Kot Diji’s limestone quarries: Under the grind

Some 62 years separate Muhammad Aarab and his 13-year-old epileptic grandson Raja, and yet, both toil their lives away in the same drudgery: crushing stones at the Kot Diji quarries. Aarab, a 75-year-old, has been working at the stone quarries for the past 30 years. As fate would have it, his three elder sons and grandsons are now hustling on the same quarries.

Situated about 22 kilometres south of Khairpur, Kot Diji and its adjoining Naro Taluka are enormously rich in limestone, oil and natural gas. These resources should, in principle, provide great potential for the development of society around Kot Diji.




By extension, the quarry workers of Kot Diji can be considered the backbone of the construction industry in Sindh: their extracting, crashing and furnishing of the large deposits of stone means that private contractors, middlemen and suppliers are able to supply raw material to the construction industry in Sindh and beyond.

But in reality, both talukas are marked by unequal control and use of resources as well as social exclusion of the working classes. Much of the labour employed in Kot Diji is “informal” — in effect, this means that they are laden with severe marginality and vulnerability, with the State neglecting its responsibility of providing or enforcing human or children’s rights.

This dismal situation reflects the larger violations of fundamental labour rights of the informal sector in terms of insufficient wages, social protection benefits, occupational safety measures and proper working conditions, constitutionally guaranteed by the state’s institutions and regimes of international law.

“Stone crushing workers face physical injuries and are prone to asthma, chronic coughs and tuberculosis due to the dust and powder of limestone,” explains Muhammad Aarab, while talking about having to live in the mountains without drinking water or a health facility.

It has been almost three decades since extraction, crushing and use of limestone and gravel began in Kot Diji in the name of public and private construction works. The Sindh government’s Mineral and Mines Development Department has been engaged in the administration and dispensation of stone and gravel reservoirs ever since, through a policy of contracts and lease licensing of quarries to various contractors.

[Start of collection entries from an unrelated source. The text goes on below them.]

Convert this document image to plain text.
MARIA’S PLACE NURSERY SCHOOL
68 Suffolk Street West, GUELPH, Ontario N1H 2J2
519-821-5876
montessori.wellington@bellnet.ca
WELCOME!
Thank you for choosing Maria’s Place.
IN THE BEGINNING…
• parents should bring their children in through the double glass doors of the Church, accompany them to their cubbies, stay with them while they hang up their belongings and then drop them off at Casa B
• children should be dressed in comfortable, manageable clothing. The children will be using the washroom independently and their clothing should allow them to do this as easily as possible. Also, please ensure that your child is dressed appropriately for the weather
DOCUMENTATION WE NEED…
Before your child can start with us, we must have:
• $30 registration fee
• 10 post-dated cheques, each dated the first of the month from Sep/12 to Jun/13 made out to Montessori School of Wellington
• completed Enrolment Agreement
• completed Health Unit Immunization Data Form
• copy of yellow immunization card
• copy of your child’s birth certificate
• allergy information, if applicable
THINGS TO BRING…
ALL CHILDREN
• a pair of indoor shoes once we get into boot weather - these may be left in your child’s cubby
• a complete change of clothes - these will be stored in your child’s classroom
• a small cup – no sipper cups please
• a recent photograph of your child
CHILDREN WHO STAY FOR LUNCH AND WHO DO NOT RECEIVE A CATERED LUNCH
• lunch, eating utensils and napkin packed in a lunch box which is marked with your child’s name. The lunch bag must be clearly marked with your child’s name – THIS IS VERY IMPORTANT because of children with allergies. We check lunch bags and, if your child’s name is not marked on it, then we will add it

Millions of rupees are collected in monthly revenue in the form of royalty and excise octroi taxes. The entire system of exploiting and administering the limestone and gravel resources is based on the “governance of contractors and adhocism.”

A second category of quarry workers is employed in the crush plants owned by private quarry lease owners and licensed by the Sindh Mineral and Mines Development Department. At present, more than 30 crushing plants are operational in the Kot Diji limestone quarry area; on each plant, 25 to 30 workers are employed, who are required to stay at the plant premises for six days of the week.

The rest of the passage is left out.